N’avons-nous pas à nous réconcilier avec le pauvre qui, en nous, cherche à exister ? Mais l’image illusoire que nous avons de nous-même peut constituer un véritable bunker nous protégeant de notre insécurité, de nos précarités, de notre être blessé qui est le lieu de nos peurs, de nos réactions disproportionnées. J’avais été fasciné par la personnalité d’un homme handicapé rencontré à Trosly et décédée maintenant. Dans un reportage sur l’Arche, je le revois interrogé par une journaliste lui demandant si pour lui Jésus, c’était important. La regardant intensément, surpris par la question, un brun soupçonneux, vérifiant qu’il n’y a pas d’intrusion, il lui pose cette question. Pourquoi tu me demandes cela ? Finement, la journaliste répond qu’elle aimerait apprendre quelque chose de lui. Mis en confiance par la réponse, avec une conviction absolue, il lui répond : Jésus pour moi, c’est tout ! A travers sa fragilité, émanait de lui une force puisée dans le cœur même de Dieu. 

La personne fragile, dans une grande spontanéité, sans inhibitions dans des gestes simples et vrais peut nous rejoindre à travers notre carapace et de nous faire accepter cette partie de nous-mêmes que nous pensons pouvoir occulter. Tim Guénard, ne pourra jamais oublier ce qu’il a vécu dans une merveilleuse rencontre avec un jeune handicapé à l’Arche de Trosly. Tim était un dur de durs, un champion de boxe mais tellement blessé. Une carapace en béton le protégeait de son immense fragilité.

Un jeune handicapé s’approcha de lui et posa sa main sur son blouson de cuir à l’endroit de son cœur en lui disant: tu es gentil toi ? Tim ne s’était jamais posé la question. Dans les structures de rééducation où, enfant, il avait été placé, il se vivait comme un monstre. Depuis qu’il avait appris à cogner fort, il se pensait comme un Cador. Quant à savoir s’il était gentil, c’était en dehors de ses schémas. Qu’une parole, qu’un geste venant d’un être perçu comme extrêmement fragile capable d’une telle spontanéité, puisse transpercer la carapace de Tim, voilà un des nombreux miracles que Tim a vécus dans ce lieu. Une onction passant à travers la brisure si visible de ce jeune handicapé avait permis à Tim de commencer à se réconcilier avec ses propres brisures qu’il avait profondément enfouies.

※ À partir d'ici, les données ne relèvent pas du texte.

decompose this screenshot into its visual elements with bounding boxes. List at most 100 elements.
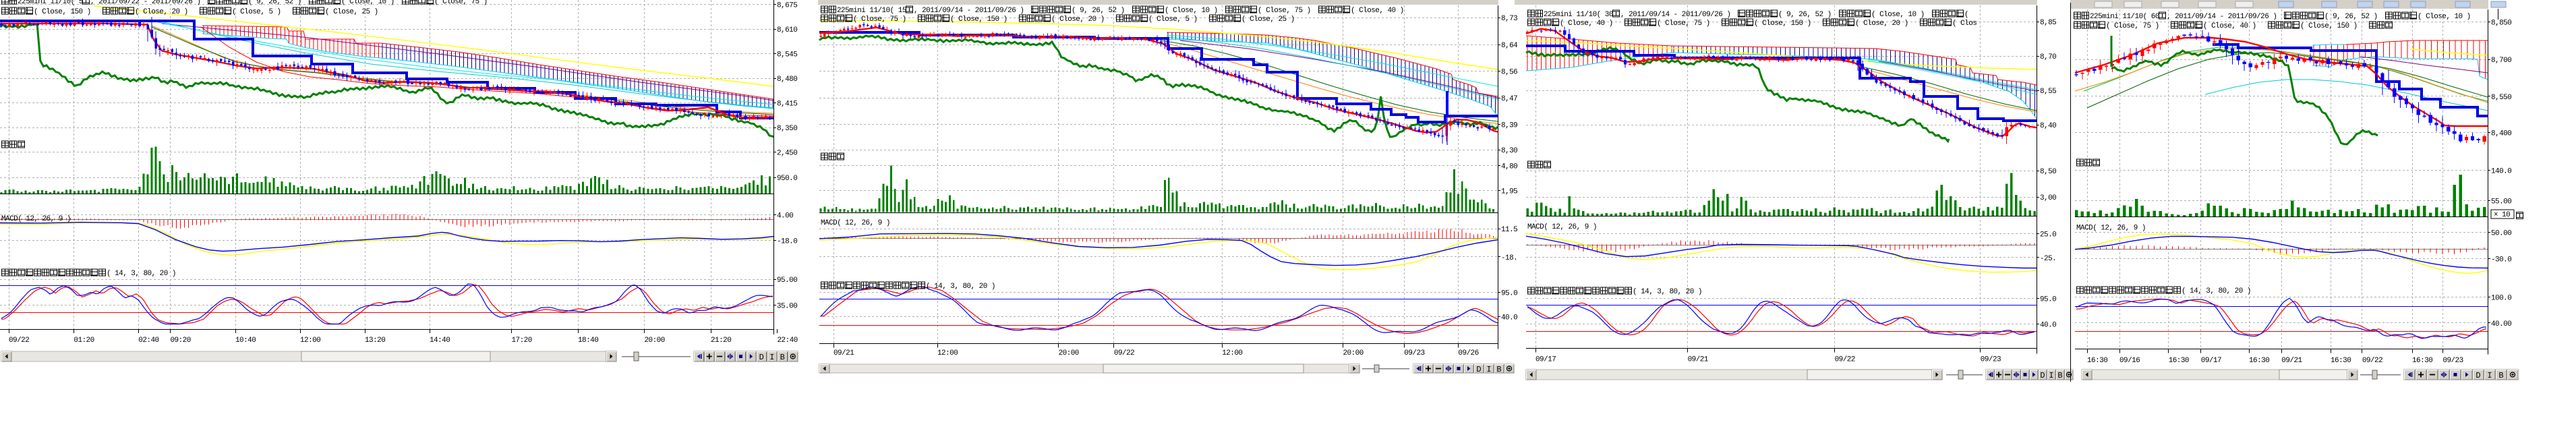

La rencontre de la personne fragile et notre propre pauvreté occultée par le riche que nous croyons être est celle de deux pauvretés, la nôtre parfois enfouie dans le déni et celle plus visible de la personne handicapée, pauvretés capables de se parler, de se rejoindre et de se féconder mutuellement. C’est le mystère d’une merveilleuse rencontre, une véritable initiation mutuelle à la compassion. Les personnes en grande fragilité sont nos éveilleurs et nos guides capables de nous faire « accoucher » de nous-mêmes.

Lytta Basset abordant le sujet de la fragilité préfère le terme de fragilisation. Chaque être humain a, un jour, à se confronter à cette possible fragilité. Nous comprenons mieux qu’il n’y a pas d’un côté ceux qui sont normaux et ceux dont le « métier » est d’être fragile. Fragilité permanente et visible pour certains, fragilités en devenir pour d’autres, fragilités humaines souvent très visibles mais fragilité spirituelle moins évidente. Nous avons tous en commun cette fragilité de l’être. Notre vulnérabilité, c’est aussi le lieu d’une possible rencontre avec l’amour du Christ.

L’expérience d’amour et de miséricorde qu’elle vienne de Dieu, des autres est fondamentale pour croire que Christ nous livre déjà la vie éternelle. La victoire du Christ vient nous donner la sécurité dont nous avons besoin pour traverser les épreuves de la vie mais elle nous donne aussi les moyens de connaître Jésus, qui est tout.